Les fonds éthiques gagnent en popularité depuis une quinzaine d’années. Qu’on les perçoive comme des investissements responsables ou comme de l’achat de bonne conscience, il n’en demeure pas moins qu’ils confirment le rôle politique de l’actionnaire.

Hélène Gagné

, directrice de la commercialisation des fonds chez Desjardins, explique l’origine des investissements responsables: "Au milieu du siècle dernier, les communautés religieuses ont été les premières à demander un contrôle sur la nature des portefeuilles d’actions qu’elles achetaient. Elles ont alors exigé la création de filtres pour écarter certains types de compagnies qui ne convenaient pas aux valeurs véhiculées par l’Église."

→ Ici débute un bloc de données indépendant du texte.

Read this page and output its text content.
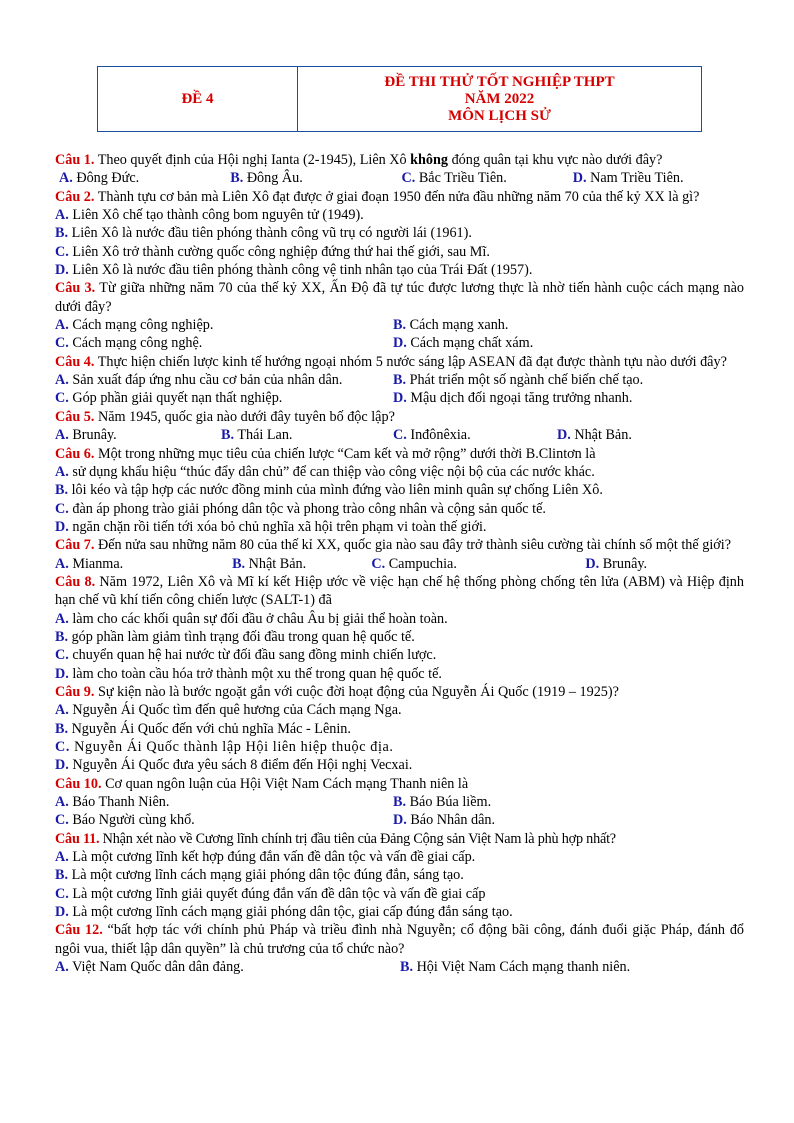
ĐỀ 4
ĐỀ THI THỬ TỐT NGHIỆP THPT
NĂM 2022
MÔN LỊCH SỬ
Câu 1. Theo quyết định của Hội nghị Ianta (2-1945), Liên Xô không đóng quân tại khu vực nào dưới đây?
A. Đông Đức.	B. Đông Âu.	C. Bắc Triều Tiên.	D. Nam Triều Tiên.
Câu 2. Thành tựu cơ bản mà Liên Xô đạt được ở giai đoạn 1950 đến nửa đầu những năm 70 của thế kỷ XX là gì?
A. Liên Xô chế tạo thành công bom nguyên tử (1949).
B. Liên Xô là nước đầu tiên phóng thành công vũ trụ có người lái (1961).
C. Liên Xô trở thành cường quốc công nghiệp đứng thứ hai thế giới, sau Mĩ.
D. Liên Xô là nước đầu tiên phóng thành công vệ tinh nhân tạo của Trái Đất (1957).
Câu 3. Từ giữa những năm 70 của thế kỷ XX, Ấn Độ đã tự túc được lương thực là nhờ tiến hành cuộc cách mạng nào dưới đây?
A. Cách mạng công nghiệp.	B. Cách mạng xanh.
C. Cách mạng công nghệ.	D. Cách mạng chất xám.
Câu 4. Thực hiện chiến lược kinh tế hướng ngoại nhóm 5 nước sáng lập ASEAN đã đạt được thành tựu nào dưới đây?
A. Sản xuất đáp ứng nhu cầu cơ bản của nhân dân.	B. Phát triển một số ngành chế biến chế tạo.
C. Góp phần giải quyết nạn thất nghiệp.	D. Mậu dịch đối ngoại tăng trưởng nhanh.
Câu 5. Năm 1945, quốc gia nào dưới đây tuyên bố độc lập?
A. Brunây.	B. Thái Lan.	C. Inđônêxia.	D. Nhật Bản.
Câu 6. Một trong những mục tiêu của chiến lược “Cam kết và mở rộng” dưới thời B.Clintơn là
A. sử dụng khẩu hiệu “thúc đẩy dân chủ” để can thiệp vào công việc nội bộ của các nước khác.
B. lôi kéo và tập hợp các nước đồng minh của mình đứng vào liên minh quân sự chống Liên Xô.
C. đàn áp phong trào giải phóng dân tộc và phong trào công nhân và cộng sản quốc tế.
D. ngăn chặn rồi tiến tới xóa bỏ chủ nghĩa xã hội trên phạm vi toàn thế giới.
Câu 7. Đến nửa sau những năm 80 của thế kỉ XX, quốc gia nào sau đây trở thành siêu cường tài chính số một thế giới?
A. Mianma.	B. Nhật Bản.	C. Campuchia.	D. Brunây.
Câu 8. Năm 1972, Liên Xô và Mĩ kí kết Hiệp ước về việc hạn chế hệ thống phòng chống tên lửa (ABM) và Hiệp định hạn chế vũ khí tiến công chiến lược (SALT-1) đã
A. làm cho các khối quân sự đối đầu ở châu Âu bị giải thể hoàn toàn.
B. góp phần làm giảm tình trạng đối đầu trong quan hệ quốc tế.
C. chuyển quan hệ hai nước từ đối đầu sang đồng minh chiến lược.
D. làm cho toàn cầu hóa trở thành một xu thế trong quan hệ quốc tế.
Câu 9. Sự kiện nào là bước ngoặt gắn với cuộc đời hoạt động của Nguyễn Ái Quốc (1919 – 1925)?
A. Nguyễn Ái Quốc tìm đến quê hương của Cách mạng Nga.
B. Nguyễn Ái Quốc đến với chủ nghĩa Mác - Lênin.
C. Nguyễn Ái Quốc thành lập Hội liên hiệp thuộc địa.
D. Nguyễn Ái Quốc đưa yêu sách 8 điểm đến Hội nghị Vecxai.
Câu 10. Cơ quan ngôn luận của Hội Việt Nam Cách mạng Thanh niên là
A. Báo Thanh Niên.	B. Báo Búa liềm.
C. Báo Người cùng khổ.	D. Báo Nhân dân.
Câu 11. Nhận xét nào về Cương lĩnh chính trị đầu tiên của Đảng Cộng sản Việt Nam là phù hợp nhất?
A. Là một cương lĩnh kết hợp đúng đắn vấn đề dân tộc và vấn đề giai cấp.
B. Là một cương lĩnh cách mạng giải phóng dân tộc đúng đắn, sáng tạo.
C. Là một cương lĩnh giải quyết đúng đắn vấn đề dân tộc và vấn đề giai cấp
D. Là một cương lĩnh cách mạng giải phóng dân tộc, giai cấp đúng đắn sáng tạo.
Câu 12. “bất hợp tác với chính phủ Pháp và triều đình nhà Nguyễn; cổ động bãi công, đánh đuổi giặc Pháp, đánh đổ ngôi vua, thiết lập dân quyền” là chủ trương của tổ chức nào?
A. Việt Nam Quốc dân dân đảng.	B. Hội Việt Nam Cách mạng thanh niên.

Avec la responsabilisation des actionnaires par rapport aux pratiques industrielles, l’idée de créer des filtres pour les investissements a engendré ce qu’on appelle aujourd’hui les fonds éthiques. "Il existe deux types de filtres dans les fonds éthiques, précise Hélène Gagné. Les filtres négatifs consistent à écarter complètement un secteur d’activité du portefeuille, l’industrie de l’armement, par exemple. Les filtres positifs, eux, favorisent l’achat d’actions d’entreprises qui, par leurs pratiques, respectent certains principes chers aux investisseurs. Chez Desjardins, par exemple, le Fonds Environnement a été créé dans cet esprit en 1990. Dans ce fonds, on ne trouve que des entreprises qui respectent certains critères environnementaux établis par Desjardins. Comme c’est un geste politique, il est important pour l’investisseur de bien se renseigner sur le contenu des fonds qu’il achète."

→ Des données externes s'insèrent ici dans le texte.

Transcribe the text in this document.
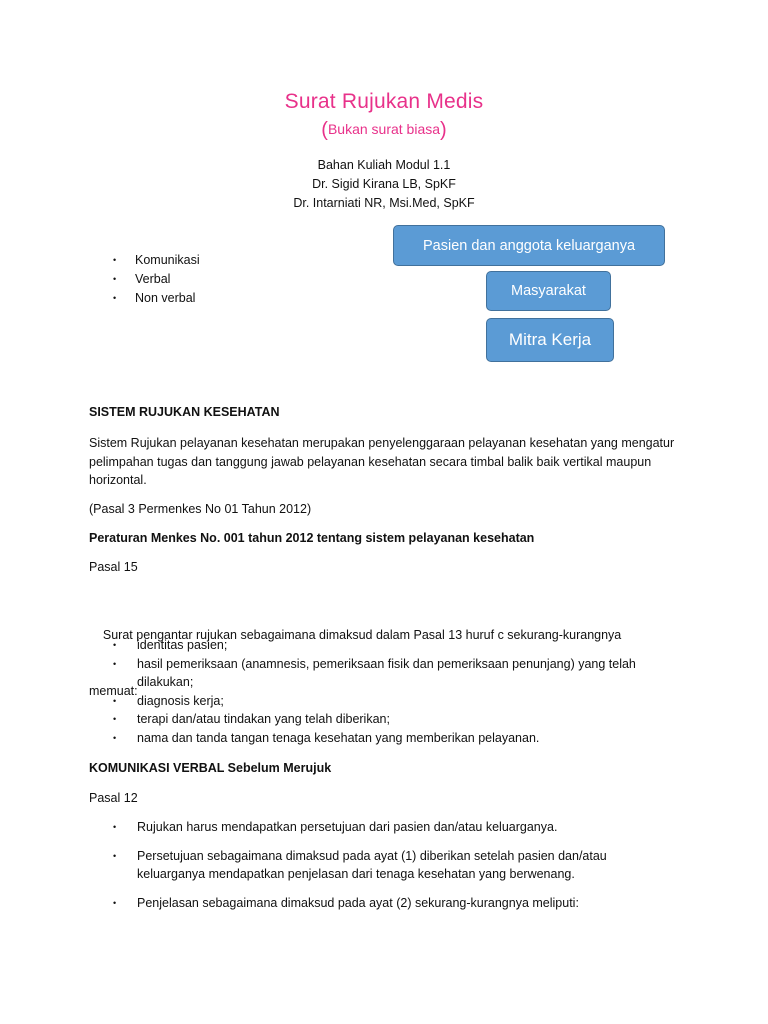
Surat Rujukan Medis
(Bukan surat biasa)
Bahan Kuliah Modul 1.1
Dr. Sigid Kirana LB, SpKF
Dr. Intarniati NR, Msi.Med, SpKF
• Komunikasi
• Verbal
• Non verbal
Pasien dan anggota keluarganya
Masyarakat
Mitra Kerja
SISTEM RUJUKAN KESEHATAN
Sistem Rujukan pelayanan kesehatan merupakan penyelenggaraan pelayanan kesehatan yang mengatur
pelimpahan tugas dan tanggung jawab pelayanan kesehatan secara timbal balik baik vertikal maupun
horizontal.
(Pasal 3 Permenkes No 01 Tahun 2012)
Peraturan Menkes No. 001 tahun 2012 tentang sistem pelayanan kesehatan
Pasal 15

Surat pengantar rujukan sebagaimana dimaksud dalam Pasal 13 huruf c sekurang-kurangnya

memuat:

•	identitas pasien;
•	hasil pemeriksaan (anamnesis, pemeriksaan fisik dan pemeriksaan penunjang) yang telah dilakukan;
•	diagnosis kerja;
•	terapi dan/atau tindakan yang telah diberikan;
•	nama dan tanda tangan tenaga kesehatan yang memberikan pelayanan.
KOMUNIKASI VERBAL Sebelum Merujuk
Pasal 12
•	Rujukan harus mendapatkan persetujuan dari pasien dan/atau keluarganya.
•	Persetujuan sebagaimana dimaksud pada ayat (1) diberikan setelah pasien dan/atau keluarganya mendapatkan penjelasan dari tenaga kesehatan yang berwenang.
•	Penjelasan sebagaimana dimaksud pada ayat (2) sekurang-kurangnya meliputi:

Malheureusement, l’effet réel des fonds éthiques sur les pratiques des entreprises semble plutôt mince. Comme le rappelle Jacques Racine, professeur d’éthique des affaires à l’Université Laval, "même si le principe est bon, les fonds éthiques demeurent des masses d’épargne relativement marginales. Étant donné cette marginalité, le levier de pression sur les industries est plutôt inexistant. Les investisseurs sont en train de jouer un rôle éthique très important, mais ce n’est pas par les fonds éthiques qu’ils le font, du moins pas encore".

Dans le domaine de l’investissement, la véritable force de frappe vient bien souvent du nombre. La transformation des grands groupes d’actionnaires en acteurs politiques risque d’entraîner de profonds changements. "L’activisme des actionnaires mobilise de plus en plus de fonds de pension, explique Jacques Racine. Ces groupes, qui possèdent une masse importante d’actions, se dotent de politiques d’éthique en ce qui a trait à leurs investissements. Dès lors, ils cessent d’exiger uniquement du rendement des gestionnaires. Ils demandent que leurs voix servent à poser des gestes de citoyens responsables. On sent d’ailleurs ce changement. Il y a présentement une profonde responsabilisation des grands groupes d’épargne, qui constatent l’immense pouvoir décisionnel qu’ils détiennent. Il leur suffit maintenant de se donner la peine de faire changer les choses."